Seminário: ERT and GPR Characterization from Soil Pipe System in Brazilian Tropical Soil

Data: 
11/06/2020 - 16:30
Local: 
Transmissão online


O seminário do Departamento de Geofísica será ministrado por Felipe Augusto Nascimento de Jesus (Mestrando no programa de Pós-graduação em Geofísica - IAG/USP)

 
 
Resumo:
A Soil Pipe System (SPS) was identified in Candói region, located in the Paraná state, southern Brazil. This region is constituted of intensive agriculture and cattle raising. SPS correspond to a structure related to an erosive processes stage in downhill slope that tend to increase over time. The growth of the SPS results in instability to the terrain and the possibility of collapse, in this case the collapse can be accelerated by external factors, such as the overload of agricultural machinery and animals that circulate around the site, may leading to the machinery loss, animal’s death or even risk to worker safety. Frequently, the SPS are identified by surface methods that don’t provide parameters such as shape, distribution and depth. In this research, Electrical Resistivity Tomography (ERT) and Ground Penetrating Radar (GPR) were used to obtain a 3D characterization of the SPS identified in a farm in Candói region to estimate the soil cover over the structure, the subsurface channels distribution and identify potential collapse risk portions.
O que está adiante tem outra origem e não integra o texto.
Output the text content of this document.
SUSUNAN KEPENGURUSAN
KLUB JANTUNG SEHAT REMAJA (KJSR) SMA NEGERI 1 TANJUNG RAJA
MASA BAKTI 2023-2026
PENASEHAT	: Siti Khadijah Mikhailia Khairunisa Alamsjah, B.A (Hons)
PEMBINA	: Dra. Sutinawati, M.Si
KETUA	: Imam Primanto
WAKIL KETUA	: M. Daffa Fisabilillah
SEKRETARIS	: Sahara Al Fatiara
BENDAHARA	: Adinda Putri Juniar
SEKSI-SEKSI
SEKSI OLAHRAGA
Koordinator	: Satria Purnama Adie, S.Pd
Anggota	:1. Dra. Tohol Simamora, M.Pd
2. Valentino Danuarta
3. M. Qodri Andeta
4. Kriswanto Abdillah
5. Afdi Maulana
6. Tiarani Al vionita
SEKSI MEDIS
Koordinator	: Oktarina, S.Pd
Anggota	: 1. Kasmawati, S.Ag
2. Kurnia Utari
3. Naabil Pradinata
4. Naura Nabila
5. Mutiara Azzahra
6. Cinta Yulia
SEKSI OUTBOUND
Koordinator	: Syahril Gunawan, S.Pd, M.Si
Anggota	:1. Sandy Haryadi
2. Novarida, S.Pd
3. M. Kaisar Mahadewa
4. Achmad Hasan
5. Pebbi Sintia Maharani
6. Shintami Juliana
Seven ERT profiles using dipole-dipole array and twenty-one GPR profiles of 200 MHz antenna were acquired, covering an area of 900 m². The results were combined in a block diagram, which enabled: i) identify the subsurface channels distribution and direction, ii) estimate the average soil cover thickness, with 1.5 m over the whole structure. The possible connection between subsurface secondary and primary channels has also been suggested in results interpretation through of identification of a channel parallel to acquisition profiles direction. It was verified that in structure portions closer to the river next to the slope, the SPS ceiling has larger dimensions than the walls, suggesting areas with increased vertical tension, which was classified as potential collapse risk areas.